Where’s my parachute

Recent columns have examined the reasons why world oil production will soon decline, when that may occur and what effect it will have on our economy and to our lives personally. Previously we explored the dark side of the oil decline (worst case) and it was a doom and gloom article.

Is it possible to have a soft landing when the production of oil is less than the world’s demand and when most people don’t realize the havoc that a small shortage of production will have on their lives? In recent years surplus production capacity has decreased from many million barrels a day to approximately 1 Million barrels. This means that the margin of error for hurricanes, political unrest in Nigeria, Iran, Iraq or terrorism events is just over 1%.

It is that narrow margin along with fears caused by Hurricane Katrina among others incidents that caused the price to rise to almost double. Based on experience in the 1973 oil embargo, it is believed that a 5% shortage will raise prices to at least four times above the existing $75 a barrel. It is unlikely that the initial shortage would be greater than this.

In order to limit the damage caused by high prices, it is essential that when a crisis situation becomes evident (oil at higher than $140 / barrel) all governments of the world will cooperate and quickly:

  • Introduce rationing of their national oil usage by more than the shortage.
  • Clearly inform their citizens of the necessity and reasons for conservation.
  • Introduce long term measures to promote fuel switching, conservation and fuel production by other means.

These actions may ensure that prices, although higher than normal, will not destroy the economy. Some inflation and recession may occur with job losses in certain sectors. However, this scenario depends entirely on the world recognizing the danger and acting in a cooperative manner. What we are more likely to see is wars over resources, repudiation of contracts, nationalization of oil fields and disorder all over.

Once the production decline starts, it will continue and the gap will become larger in the second and subsequent years. After ten years of decline, world oil production may have dropped to 75% of peak levels. Along with recession comes a reduced demand for oil which will lessen the decline situation. We wish to believe that a soft landing is possible but the reality is that preparation for this eventuality should start at least ten years before the event in order to improve our likelihood of survival.
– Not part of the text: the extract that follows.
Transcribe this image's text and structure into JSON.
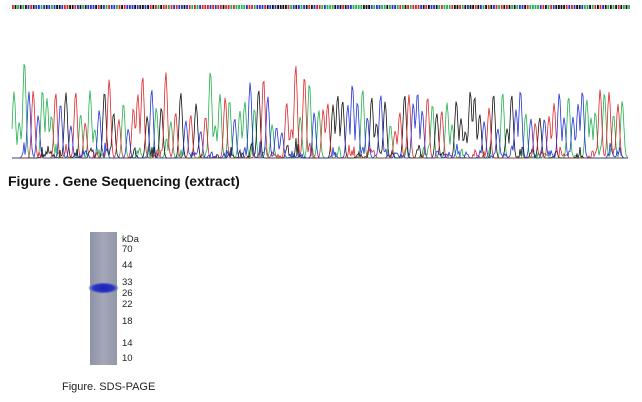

To illustrate, think about the average family mileage of 20,000 km per year. At seven litres per 100 km, this is 1400 litres or roughly 30 dollars per week at present day prices. Now, if the average life of a car is roughly 12 years, about 8% of vehicles are scrapped every year and a new vehicle is purchased. This means that if vehicle efficiency of 3.5 litres per 100 km were the law and it is technically possible to achieve this, then we wouldn’t see the full benefits for 12 years.

If transportation of goods over several hundred kilometers were mandated by rail, then we could save substantial fuel. But we have torn up half of the tracks. How many years to restore the rail system in Canada? What about the use of the rail lines in the Kennebecasis and Saint John River valley for commuter traffic to Saint John? Can it be done? Are we still spending hundreds of millions on four lane highways to be completed just when gas becomes too expensive for traffic? We are building excellent roads that few will use. Should we not turn all of our capital resources to energy conservation and renewable energy development?
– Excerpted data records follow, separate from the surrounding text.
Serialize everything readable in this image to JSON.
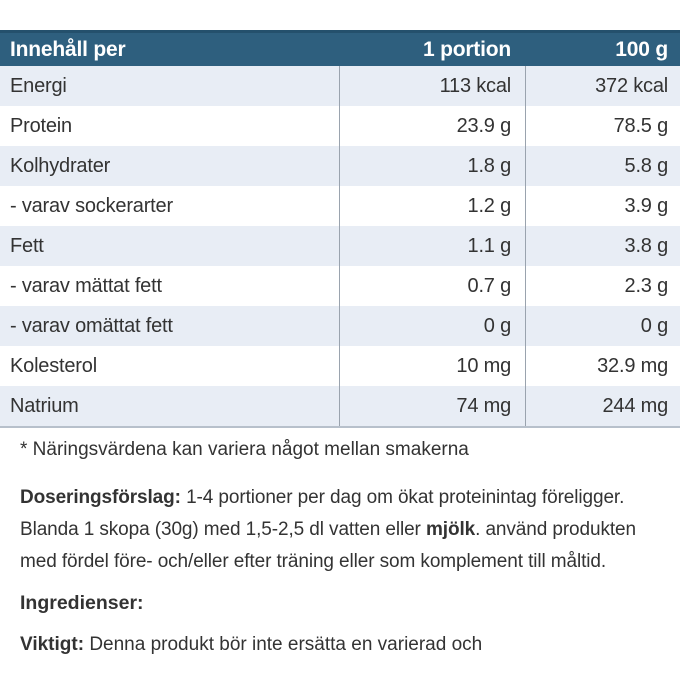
{
  "table": {
    "header": {
      "col1": "Innehåll per",
      "col2": "1 portion",
      "col3": "100 g"
    },
    "rows": [
      {
        "label": "Energi",
        "portion": "113 kcal",
        "per100": "372 kcal"
      },
      {
        "label": "Protein",
        "portion": "23.9 g",
        "per100": "78.5 g"
      },
      {
        "label": "Kolhydrater",
        "portion": "1.8 g",
        "per100": "5.8 g"
      },
      {
        "label": "- varav sockerarter",
        "portion": "1.2 g",
        "per100": "3.9 g"
      },
      {
        "label": "Fett",
        "portion": "1.1 g",
        "per100": "3.8 g"
      },
      {
        "label": "- varav mättat fett",
        "portion": "0.7 g",
        "per100": "2.3 g"
      },
      {
        "label": "- varav omättat fett",
        "portion": "0 g",
        "per100": "0 g"
      },
      {
        "label": "Kolesterol",
        "portion": "10 mg",
        "per100": "32.9 mg"
      },
      {
        "label": "Natrium",
        "portion": "74 mg",
        "per100": "244 mg"
      }
    ]
  },
  "paragraphs": {
    "note": "* Näringsvärdena kan variera något mellan smakerna",
    "dosering": {
      "bold_lead": "Doseringsförslag:",
      "text_a": " 1-4 portioner per dag om ökat proteinintag föreligger. Blanda 1 skopa (30g) med 1,5-2,5 dl vatten eller ",
      "bold_mjolk": "mjölk",
      "text_b": ". använd produkten med fördel före- och/eller efter träning eller som komplement till måltid."
    },
    "ingredienser": "Ingredienser:",
    "viktigt": {
      "bold_lead": "Viktigt:",
      "text": " Denna produkt bör inte ersätta en varierad och"
    }
  },
  "colors": {
    "header_bg": "#2e5f7e",
    "header_top_border": "#24506c",
    "header_text": "#ffffff",
    "row_alt_bg": "#e8edf5",
    "row_bg": "#ffffff",
    "column_divider": "#9aa3ae",
    "table_bottom_border": "#b7c0cb",
    "body_text": "#333333"
  }
}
How many years to achieve the maximum number of wind power plants in the Maritimes? These installations can be completed in less than a year after proper site selection. What about the development of small hydro sites at appropriate sites? Seven years or more? How many years to install a second nuclear plant at Lepreau to displace oil usage in New Brunswick and Nova Scotia? Seven years, perhaps.

How many years until high speed Internet is available in small communities so that some workers can work and shop at home?

Canada is one of the most fortunate of countries from a resource point of view. What about a west to east oil pipeline for Canadian economic security? It is time to review our options. (More in a later column)

The soft landing is possible. Is it probable? No. Without significant planning and focused expenditures, an easy transition to a post oil society in not in the cards. We live in a country where the climate is unforgiving, where we no longer grow enough food to feed ourselves and our economy is dependent on cheap oil to function. Well my friends, the cheap oil is gone and soon it will be much more expensive.

Some people have great faith in the energy companies to find new oil fields, that a magic new technology will solve the lack of fuel, or that something! will happen. Unfortunately, it takes several years to bring a new oil field into production or to retool and reengineer car factories. The super giant oil field hasn’t been discovered and no coal-to-oil gasification plants are being built in Canada that I am aware of. We aren’t talking about doing things that are uneconomic, just doing good things now to get ready for a future that isn’t too bright. It is call prudent risk management.

What are our governments doing? Sounds like business as usual. Are they in denial? Are they afraid to be the bearer of bad news? Well that is a subject for another day.